Het wettelijke bedrag van de aftrek wordt berekend op basis vanvan de verhouding tussen de waarde van de verzonden goederen, onderworpen aan btw, tot de totale waarde van de goederen die tijdens het belastingtijdvak zijn verzonden. Benadrukt moet worden dat de proportionele methode alleen moet worden toegepast als het onmogelijk is om te bepalen welk deel van de productie wordt gebruikt voor activiteiten die onderworpen zijn aan de enkelvoudige toegerekende inkomstenbelasting. Als de onderneming de mogelijkheid heeft tot een duidelijke differentiatie van goederen, dan zijn deze berekeningen niet nodig.

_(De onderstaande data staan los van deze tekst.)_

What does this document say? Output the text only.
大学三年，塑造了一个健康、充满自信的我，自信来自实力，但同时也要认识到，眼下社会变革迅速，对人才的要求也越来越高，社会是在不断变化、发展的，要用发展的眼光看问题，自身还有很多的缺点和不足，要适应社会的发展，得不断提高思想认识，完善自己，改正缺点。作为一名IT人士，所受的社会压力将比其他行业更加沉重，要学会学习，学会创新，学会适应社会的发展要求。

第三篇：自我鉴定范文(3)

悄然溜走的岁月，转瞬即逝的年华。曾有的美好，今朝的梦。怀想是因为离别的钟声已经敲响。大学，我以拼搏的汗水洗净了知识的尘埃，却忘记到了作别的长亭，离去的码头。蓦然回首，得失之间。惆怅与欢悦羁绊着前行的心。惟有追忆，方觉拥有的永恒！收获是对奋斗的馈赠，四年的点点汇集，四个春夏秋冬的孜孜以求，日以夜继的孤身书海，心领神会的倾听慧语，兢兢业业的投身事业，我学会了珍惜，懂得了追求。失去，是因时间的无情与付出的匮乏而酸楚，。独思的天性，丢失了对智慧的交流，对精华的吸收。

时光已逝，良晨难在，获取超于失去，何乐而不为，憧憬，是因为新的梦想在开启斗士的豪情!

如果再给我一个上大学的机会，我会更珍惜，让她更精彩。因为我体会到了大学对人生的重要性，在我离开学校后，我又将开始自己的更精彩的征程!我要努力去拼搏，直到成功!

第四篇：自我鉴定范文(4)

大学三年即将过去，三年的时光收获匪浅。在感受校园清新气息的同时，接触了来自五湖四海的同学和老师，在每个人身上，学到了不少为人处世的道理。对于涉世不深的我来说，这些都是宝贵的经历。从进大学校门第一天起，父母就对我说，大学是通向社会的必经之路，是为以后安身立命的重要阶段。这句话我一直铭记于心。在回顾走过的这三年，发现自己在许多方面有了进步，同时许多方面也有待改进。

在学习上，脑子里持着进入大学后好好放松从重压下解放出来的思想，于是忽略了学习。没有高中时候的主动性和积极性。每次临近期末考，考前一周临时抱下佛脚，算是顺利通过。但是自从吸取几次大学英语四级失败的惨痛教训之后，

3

Het is ook vermeldenswaard dat de wetgeving dat niet isdefinieert specifieke methodologieën voor het bijhouden van een gescheiden boekhouding, waarbij de beslissing over deze kwestie aan de belastingbetalers wordt overgelaten. Entiteiten die een enkele toegerekende inkomstenbelasting samen met de algemene belasting betalen, mogen echter geen overtollige btw claimen en deze vervolgens in toekomstige perioden terugvorderen. In dit verband is het noodzakelijk om te focussen op een fout die zich periodiek in de praktijk voordoet: het bedrijf arriveert alle producten in het groothandelsmagazijn en vordert btw voor aftrek, vervolgens worden de goederen, indien nodig, overgebracht naar het retailnetwerk en de bijbehorende btw wordt teruggedraaid in het huidige kwartaal of hersteld in volgende belastingtijdvakken. Deze boekhoudoptie is in tegenspraak met de regel voor het berekenen van het aandeel zoals beschreven in het belastingwetboek van de Russische Federatie, en bovendien wordt het door de arbitragerechtbanken gekwalificeerd als een manier om een ongerechtvaardigd belastingvoordeel te genereren door een onrechtmatige vordering van btw-aftrek van de begroting. Om problemen in dergelijke situaties te voorkomen, wordt de belastingbetaler aangeraden om ofwel de vereisten van de wetgeving te volgen, de verhoudingen te berekenen, ofwel de belasting voor aftrek in een latere periode voor te leggen, wanneer het volume van de producten die in bulk worden verkocht duidelijk zal worden bepaald.
Voor ondernemingen die een vereenvoudigd belastingstelsel of algemeen gebruikenhet systeem, evenals degenen die één enkele belasting over het toegerekende inkomen afdragen, zijn verplicht een gescheiden boekhouding te voeren van de uitgaven, met inbegrip van de arbeidskosten, die nodig is voor de juiste belasting van winsten. Als de structuur van de organisatie duidelijk is afgebakend, zijn er geen problemen om aan deze eis te voldoen, maar vaak is een bepaald deel van de kosten niet te koppelen aan een bepaald type activiteit. Zo hebben de kosten voor het onderhouden van een gemeenschappelijk magazijn en administratief personeel betrekking op het onderhoud van het bedrijf als geheel. In deze gevallen moet ook de verhoudingsmethode worden toegepast. Uitgaven worden toegewezen volgens de verhouding tussen het omzetvolume in elke richting en het bedrag van het bruto-inkomen van het bedrijf.
Een vergelijkbare situatie doet zich voor wanneer rekening wordt gehouden met de belangrijksteondernemingsfondsen. Activa die worden gebruikt voor activiteiten die onderworpen zijn aan de eenmalige toegerekende belasting, zijn niet onderworpen aan onroerende voorheffing. Tegelijkertijd zijn sommige objecten op alle gebieden van de onderneming betrokken. Om de grondslag van de onroerende voorheffing te berekenen, is het nodig om de restwaarde van deze vaste activa te vermenigvuldigen met het deel van de opbrengsten van de volgens het algemene stelsel belaste onderneming.